Recent Accounting Pronouncements – Issued, not yet Adopted

Recent Accounting Pronouncements – Issued, not yet Adopted

 

There were no new accounting pronouncements issued in the three and nine months ended September 30, 2022, which could impact the Company.

 

Recently Issued Accounting Pronouncements Adopted

Recently Issued Accounting Pronouncements Adopted

 

In May 2021, the FASB issued ASU 2021-04, Earnings Per Share (Topic 260), Debt—Modifications and Extinguishments (Subtopic 470-50), Compensation—Stock Compensation (Topic 718), and Derivatives and Hedging—Contracts in Entitys Own Equity (Subtopic 815-40): Issuers Accounting for Certain Modification or Exchanges of Freestanding Equity-Classified Written Call Options (“ASU 2021-04”), which clarifies and reduces diversity in an issuer’s accounting for modifications or exchanges of freestanding equity-classified written call options due to a lack of explicit guidance in the FASB Codification.
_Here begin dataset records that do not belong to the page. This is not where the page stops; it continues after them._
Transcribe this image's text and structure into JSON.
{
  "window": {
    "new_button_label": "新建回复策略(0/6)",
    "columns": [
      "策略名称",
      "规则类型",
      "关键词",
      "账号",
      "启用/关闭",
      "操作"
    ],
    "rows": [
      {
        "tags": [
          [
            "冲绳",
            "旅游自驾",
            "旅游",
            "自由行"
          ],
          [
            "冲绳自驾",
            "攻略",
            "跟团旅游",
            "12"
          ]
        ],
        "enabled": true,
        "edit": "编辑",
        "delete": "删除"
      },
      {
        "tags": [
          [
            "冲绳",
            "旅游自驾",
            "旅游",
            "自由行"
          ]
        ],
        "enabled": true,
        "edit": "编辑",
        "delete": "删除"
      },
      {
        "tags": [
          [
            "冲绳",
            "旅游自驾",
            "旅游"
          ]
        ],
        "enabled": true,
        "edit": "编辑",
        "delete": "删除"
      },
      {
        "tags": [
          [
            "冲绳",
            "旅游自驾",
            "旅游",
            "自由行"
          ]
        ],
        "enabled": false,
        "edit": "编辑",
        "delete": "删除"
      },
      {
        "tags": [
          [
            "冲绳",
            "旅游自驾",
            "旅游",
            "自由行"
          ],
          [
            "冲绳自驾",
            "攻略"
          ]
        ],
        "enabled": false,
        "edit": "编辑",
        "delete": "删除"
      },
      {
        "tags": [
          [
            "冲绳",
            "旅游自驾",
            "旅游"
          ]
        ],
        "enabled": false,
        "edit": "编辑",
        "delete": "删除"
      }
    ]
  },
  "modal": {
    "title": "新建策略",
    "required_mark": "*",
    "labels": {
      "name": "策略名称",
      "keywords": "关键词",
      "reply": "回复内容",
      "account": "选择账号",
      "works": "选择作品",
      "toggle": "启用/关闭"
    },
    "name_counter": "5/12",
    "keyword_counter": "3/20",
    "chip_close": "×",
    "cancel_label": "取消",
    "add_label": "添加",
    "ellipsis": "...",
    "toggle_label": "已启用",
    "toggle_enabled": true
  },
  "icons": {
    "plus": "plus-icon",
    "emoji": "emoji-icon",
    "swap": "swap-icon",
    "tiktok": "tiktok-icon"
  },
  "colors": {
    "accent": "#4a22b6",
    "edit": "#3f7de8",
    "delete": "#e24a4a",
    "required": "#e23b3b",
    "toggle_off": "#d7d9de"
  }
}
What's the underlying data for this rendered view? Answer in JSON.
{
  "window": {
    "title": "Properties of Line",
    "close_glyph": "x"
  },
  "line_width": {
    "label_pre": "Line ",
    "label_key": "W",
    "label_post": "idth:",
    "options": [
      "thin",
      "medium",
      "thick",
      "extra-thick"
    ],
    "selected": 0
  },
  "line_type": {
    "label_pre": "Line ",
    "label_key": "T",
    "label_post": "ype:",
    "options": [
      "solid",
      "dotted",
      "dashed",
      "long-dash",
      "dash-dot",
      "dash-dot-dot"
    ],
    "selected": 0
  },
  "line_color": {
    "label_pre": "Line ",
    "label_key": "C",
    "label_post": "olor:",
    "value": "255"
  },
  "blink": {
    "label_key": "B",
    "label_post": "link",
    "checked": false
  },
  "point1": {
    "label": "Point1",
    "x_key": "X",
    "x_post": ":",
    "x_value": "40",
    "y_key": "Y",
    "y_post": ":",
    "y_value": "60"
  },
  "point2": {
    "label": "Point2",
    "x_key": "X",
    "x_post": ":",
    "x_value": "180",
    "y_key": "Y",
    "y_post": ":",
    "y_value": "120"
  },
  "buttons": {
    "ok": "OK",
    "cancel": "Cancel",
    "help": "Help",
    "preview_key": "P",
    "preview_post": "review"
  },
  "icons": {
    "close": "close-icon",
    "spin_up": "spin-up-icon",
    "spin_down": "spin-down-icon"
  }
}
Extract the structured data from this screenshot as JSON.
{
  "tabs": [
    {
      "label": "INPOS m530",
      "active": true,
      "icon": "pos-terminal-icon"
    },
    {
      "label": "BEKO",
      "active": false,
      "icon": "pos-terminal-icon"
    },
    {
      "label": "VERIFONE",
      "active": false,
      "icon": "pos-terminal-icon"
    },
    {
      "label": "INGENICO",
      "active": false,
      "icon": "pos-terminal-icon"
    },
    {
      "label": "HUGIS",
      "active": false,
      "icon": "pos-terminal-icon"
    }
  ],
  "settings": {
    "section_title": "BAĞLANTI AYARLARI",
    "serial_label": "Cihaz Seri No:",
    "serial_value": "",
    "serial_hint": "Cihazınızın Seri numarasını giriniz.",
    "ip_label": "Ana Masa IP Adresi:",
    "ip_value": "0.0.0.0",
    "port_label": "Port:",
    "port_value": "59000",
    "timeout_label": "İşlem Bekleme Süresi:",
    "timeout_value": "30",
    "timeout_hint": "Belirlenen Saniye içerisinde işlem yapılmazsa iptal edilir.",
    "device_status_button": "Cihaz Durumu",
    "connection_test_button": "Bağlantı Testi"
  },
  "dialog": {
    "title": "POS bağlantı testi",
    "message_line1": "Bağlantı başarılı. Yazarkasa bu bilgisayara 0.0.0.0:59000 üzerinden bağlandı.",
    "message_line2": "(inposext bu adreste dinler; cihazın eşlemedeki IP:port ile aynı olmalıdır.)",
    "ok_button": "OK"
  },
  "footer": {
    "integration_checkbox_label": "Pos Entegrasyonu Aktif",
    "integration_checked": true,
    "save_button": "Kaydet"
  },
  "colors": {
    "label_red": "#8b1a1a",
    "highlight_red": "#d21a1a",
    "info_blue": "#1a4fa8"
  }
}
ASU 2021-04 provides guidance on modifications or exchanges of freestanding equity-classified written call options that are not within the scope of another Topic. Entities should treat a modification of the terms or conditions, or an exchange of a freestanding equity-classified written call option that remains equity-classified after modification or exchange, as an exchange of the original instrument for a new instrument. ASU 2021-04 provides further guidance on measuring the effect of such modifications or exchanges, and also provides guidance on the recognition of such modifications or exchanges on the basis of the substance of the transaction, in the same manner as if cash had been paid as consideration. ASU 2021-04 is effective for all entities for fiscal years beginning after December 15, 2021, and early adoption is permitted. The Company adopted this ASU on January 1, 2022, which did not result in a material impact to the condensed consolidated financial statements and disclosures.